Question

In the steady-state, find the charge on the capacitor shown in the figure

A) $4\mu C$
B) $5\mu C$
C) $6\mu C$
D) None

Answer 1

Hint: We can find the \[{R_{equivalent}}\] as the two resistances are connected in series which helps us to find the current flowing through the circuit. This current will help us to find the voltage across the $10\Omega $resistance. After finding the voltage, we can use the formula \[Q = CV\].

Formula used:
\[{R_{series}} = {R_1} + {R_2}\] (when the resistance are in series)
\[V = iR\]( where \[V\] is the voltage across the circuit, $i$ be the current in the circuit and \[R\] be the resistance)
\[Q = CV\](where \[Q\] is the charge of the capacitor, \[V\] be the voltage across the capacitor and \[C\] be the capacitance of the capacitor)

Complete step by step answer:
We have given a circuit in a steady-state condition. We know that in steady-state conditions no current flows through the capacitor.
In the figure, there are two resistances (${R_1} = 10\Omega $ and ${R_2} = 20\Omega $ ) connected in series. So, the equivalent resistance (\[{R_{equivalent}}\])will be-
\[{R_{equivalent}} = 10 + 20 = 30\Omega \]
In the given figure, the potential difference ($V = 2V$ )is connected in the circuit.
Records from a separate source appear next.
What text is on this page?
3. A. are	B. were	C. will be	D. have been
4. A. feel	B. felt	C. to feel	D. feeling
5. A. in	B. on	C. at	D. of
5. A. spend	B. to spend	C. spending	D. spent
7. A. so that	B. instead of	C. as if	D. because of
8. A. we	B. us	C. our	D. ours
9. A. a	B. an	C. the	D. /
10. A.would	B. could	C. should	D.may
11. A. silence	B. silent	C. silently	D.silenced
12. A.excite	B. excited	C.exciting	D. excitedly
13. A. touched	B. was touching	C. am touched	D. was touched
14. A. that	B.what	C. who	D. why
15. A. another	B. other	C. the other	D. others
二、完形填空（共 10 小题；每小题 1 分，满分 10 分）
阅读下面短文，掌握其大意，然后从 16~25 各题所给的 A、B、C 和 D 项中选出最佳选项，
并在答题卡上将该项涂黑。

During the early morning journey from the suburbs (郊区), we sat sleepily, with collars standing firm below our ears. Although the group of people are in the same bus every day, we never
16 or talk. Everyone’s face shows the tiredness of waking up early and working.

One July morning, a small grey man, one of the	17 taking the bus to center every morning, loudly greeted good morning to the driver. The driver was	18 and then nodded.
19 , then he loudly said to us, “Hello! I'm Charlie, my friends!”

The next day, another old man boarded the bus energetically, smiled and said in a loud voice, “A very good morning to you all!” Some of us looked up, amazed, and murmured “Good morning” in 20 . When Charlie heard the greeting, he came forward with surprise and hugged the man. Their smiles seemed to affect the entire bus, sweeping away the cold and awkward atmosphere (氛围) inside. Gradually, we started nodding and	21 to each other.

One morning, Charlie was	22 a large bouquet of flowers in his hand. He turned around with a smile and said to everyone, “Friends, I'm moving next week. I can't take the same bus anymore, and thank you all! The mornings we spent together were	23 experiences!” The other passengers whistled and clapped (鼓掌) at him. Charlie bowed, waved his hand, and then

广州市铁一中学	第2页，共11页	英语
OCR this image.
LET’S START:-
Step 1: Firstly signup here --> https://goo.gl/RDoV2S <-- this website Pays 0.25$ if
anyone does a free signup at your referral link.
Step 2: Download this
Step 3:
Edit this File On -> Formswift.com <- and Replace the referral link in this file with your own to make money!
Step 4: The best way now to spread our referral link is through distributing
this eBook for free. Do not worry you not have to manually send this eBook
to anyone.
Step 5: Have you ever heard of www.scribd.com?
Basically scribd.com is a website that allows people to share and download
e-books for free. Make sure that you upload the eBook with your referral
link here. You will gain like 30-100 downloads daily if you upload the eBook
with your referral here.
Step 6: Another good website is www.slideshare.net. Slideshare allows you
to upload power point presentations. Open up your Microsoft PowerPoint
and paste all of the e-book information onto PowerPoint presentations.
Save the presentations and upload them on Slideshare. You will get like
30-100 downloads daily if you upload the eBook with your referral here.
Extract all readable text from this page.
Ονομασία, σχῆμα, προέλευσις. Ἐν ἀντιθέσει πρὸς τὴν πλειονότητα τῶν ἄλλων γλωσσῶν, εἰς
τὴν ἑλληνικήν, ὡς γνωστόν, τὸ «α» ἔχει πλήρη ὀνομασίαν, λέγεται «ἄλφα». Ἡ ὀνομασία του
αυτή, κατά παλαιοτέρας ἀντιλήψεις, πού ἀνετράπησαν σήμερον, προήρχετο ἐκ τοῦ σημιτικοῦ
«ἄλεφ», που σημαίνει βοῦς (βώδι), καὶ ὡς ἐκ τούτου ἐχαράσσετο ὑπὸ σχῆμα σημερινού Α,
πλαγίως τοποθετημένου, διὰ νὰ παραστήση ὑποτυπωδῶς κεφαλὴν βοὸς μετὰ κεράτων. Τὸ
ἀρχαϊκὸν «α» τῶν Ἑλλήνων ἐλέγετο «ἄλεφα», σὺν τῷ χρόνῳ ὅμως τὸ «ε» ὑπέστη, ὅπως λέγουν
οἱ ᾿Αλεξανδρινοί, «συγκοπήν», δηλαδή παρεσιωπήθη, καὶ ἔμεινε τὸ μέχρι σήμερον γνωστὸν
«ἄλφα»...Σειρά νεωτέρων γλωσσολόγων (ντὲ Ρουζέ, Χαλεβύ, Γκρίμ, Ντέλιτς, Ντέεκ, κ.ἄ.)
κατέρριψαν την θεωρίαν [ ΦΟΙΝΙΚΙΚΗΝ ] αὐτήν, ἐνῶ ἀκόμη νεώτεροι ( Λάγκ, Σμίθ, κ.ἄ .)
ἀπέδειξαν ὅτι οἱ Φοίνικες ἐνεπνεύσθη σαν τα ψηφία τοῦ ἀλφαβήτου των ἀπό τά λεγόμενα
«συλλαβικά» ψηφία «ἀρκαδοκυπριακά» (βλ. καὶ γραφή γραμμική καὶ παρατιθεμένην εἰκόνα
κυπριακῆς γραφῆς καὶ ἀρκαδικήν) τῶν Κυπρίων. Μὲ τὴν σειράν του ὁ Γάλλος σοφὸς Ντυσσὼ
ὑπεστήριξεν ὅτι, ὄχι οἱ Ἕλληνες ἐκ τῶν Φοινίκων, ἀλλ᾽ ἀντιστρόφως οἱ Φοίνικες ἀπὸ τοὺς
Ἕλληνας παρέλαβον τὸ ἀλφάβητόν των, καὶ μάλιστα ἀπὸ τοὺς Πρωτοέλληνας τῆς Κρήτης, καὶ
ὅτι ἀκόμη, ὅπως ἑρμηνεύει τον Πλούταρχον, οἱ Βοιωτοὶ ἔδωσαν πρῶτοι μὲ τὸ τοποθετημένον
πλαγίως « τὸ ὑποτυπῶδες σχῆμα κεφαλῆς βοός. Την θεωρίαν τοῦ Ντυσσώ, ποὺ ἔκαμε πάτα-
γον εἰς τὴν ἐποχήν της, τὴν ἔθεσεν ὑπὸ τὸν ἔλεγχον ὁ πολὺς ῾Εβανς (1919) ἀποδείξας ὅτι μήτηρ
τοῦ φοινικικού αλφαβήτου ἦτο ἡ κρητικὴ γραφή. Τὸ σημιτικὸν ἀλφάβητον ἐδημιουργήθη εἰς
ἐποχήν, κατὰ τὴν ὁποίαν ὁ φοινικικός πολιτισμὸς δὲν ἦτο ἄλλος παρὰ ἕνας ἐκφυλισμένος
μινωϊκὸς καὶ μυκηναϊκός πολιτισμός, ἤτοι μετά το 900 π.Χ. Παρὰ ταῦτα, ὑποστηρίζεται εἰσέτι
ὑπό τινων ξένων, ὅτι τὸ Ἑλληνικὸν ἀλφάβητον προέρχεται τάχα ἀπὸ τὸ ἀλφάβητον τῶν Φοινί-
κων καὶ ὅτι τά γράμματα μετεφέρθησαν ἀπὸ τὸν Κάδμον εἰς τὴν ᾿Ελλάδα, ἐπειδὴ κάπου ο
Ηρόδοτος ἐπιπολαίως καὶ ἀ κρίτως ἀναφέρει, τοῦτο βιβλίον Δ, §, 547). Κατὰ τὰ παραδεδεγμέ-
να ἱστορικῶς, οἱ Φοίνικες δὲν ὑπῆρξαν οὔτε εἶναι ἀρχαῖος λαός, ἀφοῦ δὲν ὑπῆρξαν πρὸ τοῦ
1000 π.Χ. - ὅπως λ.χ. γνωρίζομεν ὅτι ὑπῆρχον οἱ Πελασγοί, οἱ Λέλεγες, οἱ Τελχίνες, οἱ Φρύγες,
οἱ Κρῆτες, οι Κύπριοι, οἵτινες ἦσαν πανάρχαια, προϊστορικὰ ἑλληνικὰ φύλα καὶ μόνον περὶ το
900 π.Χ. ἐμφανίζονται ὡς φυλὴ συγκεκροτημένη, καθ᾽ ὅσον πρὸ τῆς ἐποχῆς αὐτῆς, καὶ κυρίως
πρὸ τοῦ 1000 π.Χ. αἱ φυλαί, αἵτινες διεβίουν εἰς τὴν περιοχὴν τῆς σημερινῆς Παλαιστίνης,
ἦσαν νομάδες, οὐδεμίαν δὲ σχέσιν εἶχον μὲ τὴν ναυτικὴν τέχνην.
So, the current($i$ ) flow through the circuit is given as-
\[i = \dfrac{2}{{30}}{\text{ }}A\]
(Where \[i = \dfrac{V}{{{R_{equivalent}}}}\])
Now, the voltage drop across the \[10\Omega \] resistance is given as,
${V^{'}} = iR $
$\Rightarrow {V^{'}} = \dfrac{2}{{30}} \times 10$
$\Rightarrow {V^{'}} = \dfrac{2}{3}{\text{ }}V $

Which is equal to the voltage across the capacitor.
According to the figure, the charge in the capacitor of capacitance $C = 6\mu C$ will be given as,
\[Q = C{V^{'}}\]
$Q = 6 \times {10^{ - 6}} \times \dfrac{2}{3} $
$ \Rightarrow Q = 2 \times {10^{ - 6}} \times 2 $
$ \Rightarrow Q = 4 \times {10^{ - 6}}$
$ \Rightarrow Q = 4\mu C $

($1\mu C = {10^{ - 6}}C$ )

Hence option (A) is correct.

Note:
In steady-state conditions no current flows through the capacitor. The voltage across the $10\Omega $ resistance is equal to the voltage across the $C = 6\mu C$ capacitance.